Gli interventi a sostegno dei familiari e dei care giver: lo SNA riconosce la funzione di cura del caregiver familiare e persegue l’obiettivo di tutelarne le condizioni materiali e il benessere psico-sociale. La valutazione delle condizioni della persona anziana è sempre accompagnata, anche nel PAI, da quella della condizione del caregiver familiare, dei suoi bisogni e della necessità di interventi di supporto. Questo aspetto concorre alle definizioni delle risposte fornite dallo SNA. Per riconoscere l’impegno di cura dei caregiver vengono istituite tutele previdenziali a carico dello Stato, sotto forma di contributi figurativi per la pensione. Si promuovono interventi tesi a favorire la conciliazione tra i tempi di cura, di vita e di lavoro, politiche per l’eventuale inserimento e la ricollocazione del caregiver familiare nel mercato del lavoro e azioni finalizzate alla condivisione dei compiti di cura in ambito familiare, nella rete parentale e in quella sociale. Infine, in accordo con l’evoluzione delle modalità di assistenza informale, lo SNA prevede misure di sostegno ai caregiver minori di 18 anni che assolvano a compiti di cura familiare, tutelandone il diritto all’educazione e all’istruzione, promuovendone il benessere psico-fisico, favorendone la conciliazione tra tempo di cura e tempo di studio, facilitandone la transizione dalla scuola al lavoro.
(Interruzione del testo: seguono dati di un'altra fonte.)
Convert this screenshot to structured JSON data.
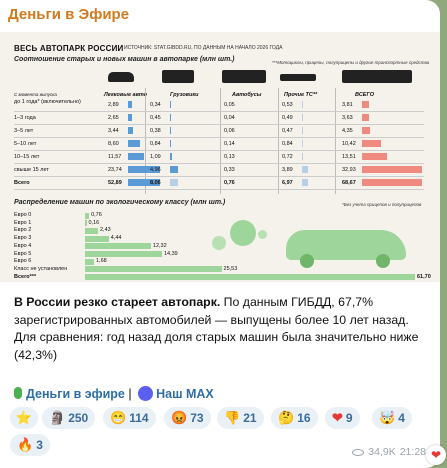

Per le persone con pregresse condizioni di disabilità che entrano nell’età anziana gli interventi elencati sono opportunamente modificati al fine di riconoscerne le specificità, di garantire loro i massimi livelli di qualità di vita acquisiti e raggiungibili e di assicurare la continuità con i percorsi assistenziali già in atto, in una logica di inclusione sociale e di partecipazione attiva alla comunità, in coerenza con le indicazioni del progetto individuale di cui all’art. 14 L.328/2000, che mantiene il proprio ruolo ordinatore per garantire i massimi livelli di qualità di vita acquisiti e raggiungibili, in una logica di inclusione sociale e partecipazione attiva alla comunità.
Tutti questi interventi costituiscono livelli essenziali delle prestazioni in materia sanitaria e sociale (Lea e Lep) e si configurano come livelli essenziali di erogazione, complementari quindi a quelle di processo sopradescritti.